“But it hardly seemed to bother the players at all,” Larry Needle writes in his children’s historical fiction book, Homecourt: The True Story of the Best Basketball Team You’ve Never Heard Of. “The louder the fans were yelling at them, the better they seemed to play.”
Needle, a resident of Merion, first heard about the SPHAS basketball team about 10 years ago and immediately was struck by their Hoosiers-like story.
A team faced with fans who hated them. A team playing in hostile environments. A team winning anyway. Needle saw all the essential elements for an inspiring story.
“I was just amazed by the history, that this happened right here in Philadelphia and the fact that there was an all-Jewish basketball team that was one of the best in the country,” said Needle, the executive director of the Philadelphia Sports Congress.
The book, which was published last month by Temple University Press, tells the story of Red Klotz, a South Philadelphia native who played for the SPHAS and went on to win an NBA championship with the Baltimore Bullets. He also founded the Washington Generals, a team that accumulated admirable losing streaks against the Harlem Globetrotters over several decades.

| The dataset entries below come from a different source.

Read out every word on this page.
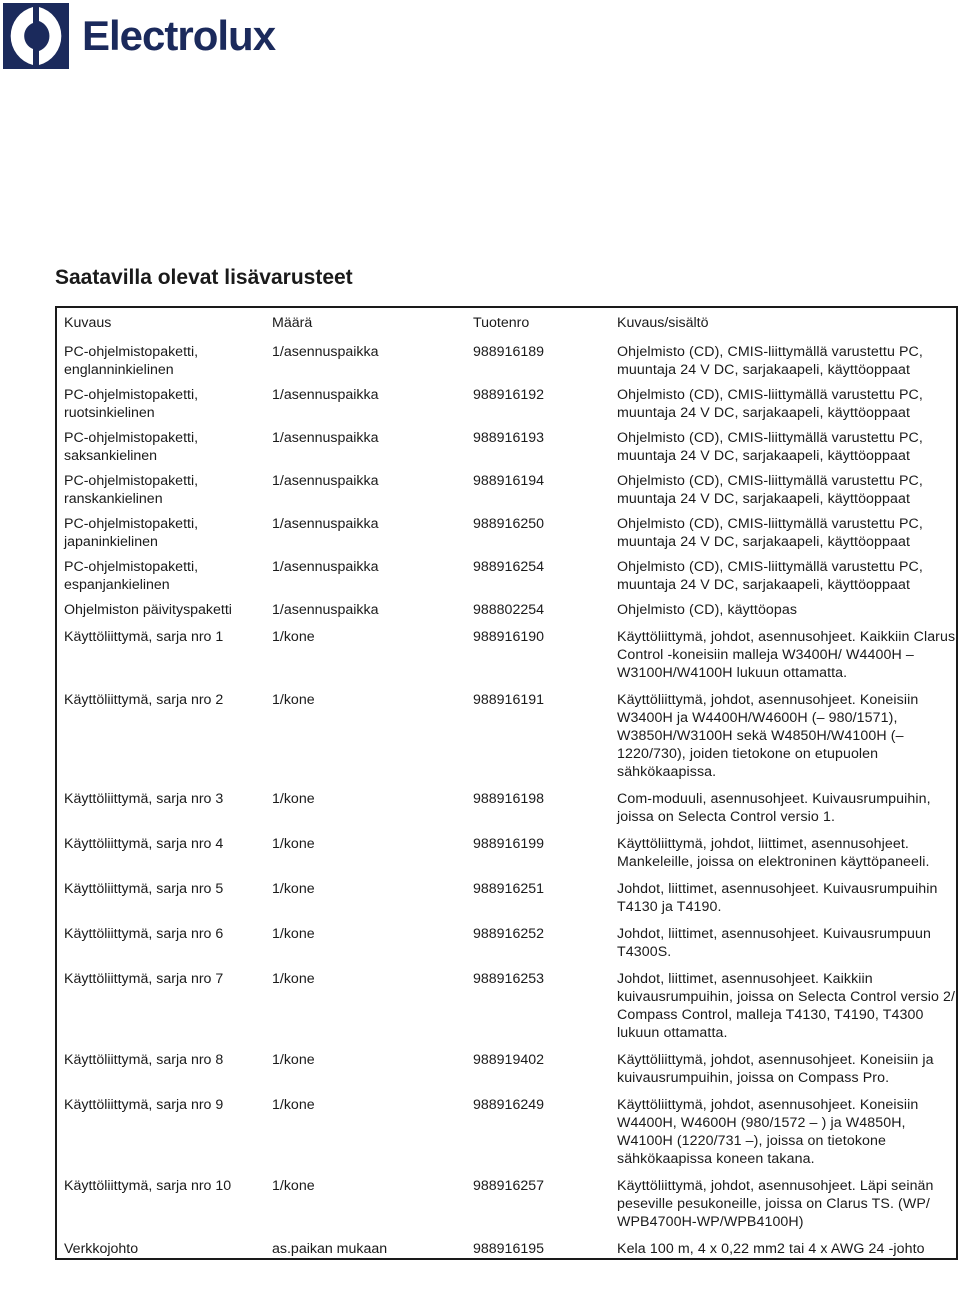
Electrolux
Saatavilla olevat lisävarusteet
Kuvaus	Määrä	Tuotenro	Kuvaus/sisältö
PC-ohjelmistopaketti, englanninkielinen	1/asennuspaikka	988916189	Ohjelmisto (CD), CMIS-liittymällä varustettu PC, muuntaja 24 V DC, sarjakaapeli, käyttöoppaat
PC-ohjelmistopaketti, ruotsinkielinen	1/asennuspaikka	988916192	Ohjelmisto (CD), CMIS-liittymällä varustettu PC, muuntaja 24 V DC, sarjakaapeli, käyttöoppaat
PC-ohjelmistopaketti, saksankielinen	1/asennuspaikka	988916193	Ohjelmisto (CD), CMIS-liittymällä varustettu PC, muuntaja 24 V DC, sarjakaapeli, käyttöoppaat
PC-ohjelmistopaketti, ranskankielinen	1/asennuspaikka	988916194	Ohjelmisto (CD), CMIS-liittymällä varustettu PC, muuntaja 24 V DC, sarjakaapeli, käyttöoppaat
PC-ohjelmistopaketti, japaninkielinen	1/asennuspaikka	988916250	Ohjelmisto (CD), CMIS-liittymällä varustettu PC, muuntaja 24 V DC, sarjakaapeli, käyttöoppaat
PC-ohjelmistopaketti, espanjankielinen	1/asennuspaikka	988916254	Ohjelmisto (CD), CMIS-liittymällä varustettu PC, muuntaja 24 V DC, sarjakaapeli, käyttöoppaat
Ohjelmiston päivityspaketti	1/asennuspaikka	988802254	Ohjelmisto (CD), käyttöopas
Käyttöliittymä, sarja nro 1	1/kone	988916190	Käyttöliittymä, johdot, asennusohjeet. Kaikkiin Clarus Control -koneisiin malleja W3400H/ W4400H – W3100H/W4100H lukuun ottamatta.
Käyttöliittymä, sarja nro 2	1/kone	988916191	Käyttöliittymä, johdot, asennusohjeet. Koneisiin W3400H ja W4400H/W4600H (– 980/1571), W3850H/W3100H sekä W4850H/W4100H (– 1220/730), joiden tietokone on etupuolen sähkökaapissa.
Käyttöliittymä, sarja nro 3	1/kone	988916198	Com-moduuli, asennusohjeet. Kuivausrumpuihin, joissa on Selecta Control versio 1.
Käyttöliittymä, sarja nro 4	1/kone	988916199	Käyttöliittymä, johdot, liittimet, asennusohjeet. Mankeleille, joissa on elektroninen käyttöpaneeli.
Käyttöliittymä, sarja nro 5	1/kone	988916251	Johdot, liittimet, asennusohjeet. Kuivausrumpuihin T4130 ja T4190.
Käyttöliittymä, sarja nro 6	1/kone	988916252	Johdot, liittimet, asennusohjeet. Kuivausrumpuun T4300S.
Käyttöliittymä, sarja nro 7	1/kone	988916253	Johdot, liittimet, asennusohjeet. Kaikkiin kuivausrumpuihin, joissa on Selecta Control versio 2/ Compass Control, malleja T4130, T4190, T4300 lukuun ottamatta.
Käyttöliittymä, sarja nro 8	1/kone	988919402	Käyttöliittymä, johdot, asennusohjeet. Koneisiin ja kuivausrumpuihin, joissa on Compass Pro.
Käyttöliittymä, sarja nro 9	1/kone	988916249	Käyttöliittymä, johdot, asennusohjeet. Koneisiin W4400H, W4600H (980/1572 – ) ja W4850H, W4100H (1220/731 –), joissa on tietokone sähkökaapissa koneen takana.
Käyttöliittymä, sarja nro 10	1/kone	988916257	Käyttöliittymä, johdot, asennusohjeet. Läpi seinän peseville pesukoneille, joissa on Clarus TS. (WP/ WPB4700H-WP/WPB4100H)
Verkkojohto	as.paikan mukaan	988916195	Kela 100 m, 4 x 0,22 mm2 tai 4 x AWG 24 -johto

Needle said he was especially struck by Klotz, who overcame obstacles not only as a Jew but also as an undersized basketball player. He wanted some of Klotz’s perseverance to rub off on his two sons, both of whom play basketball, among other sports.
“There are a lot of great life lessons built into the story, about how the SPHAS overcame adversity and handled it with class and, at the end of the day, won multiple championships,” Needle said. “They helped blaze the trail not only for Jewish athletes going forward but also for other ethnicities.”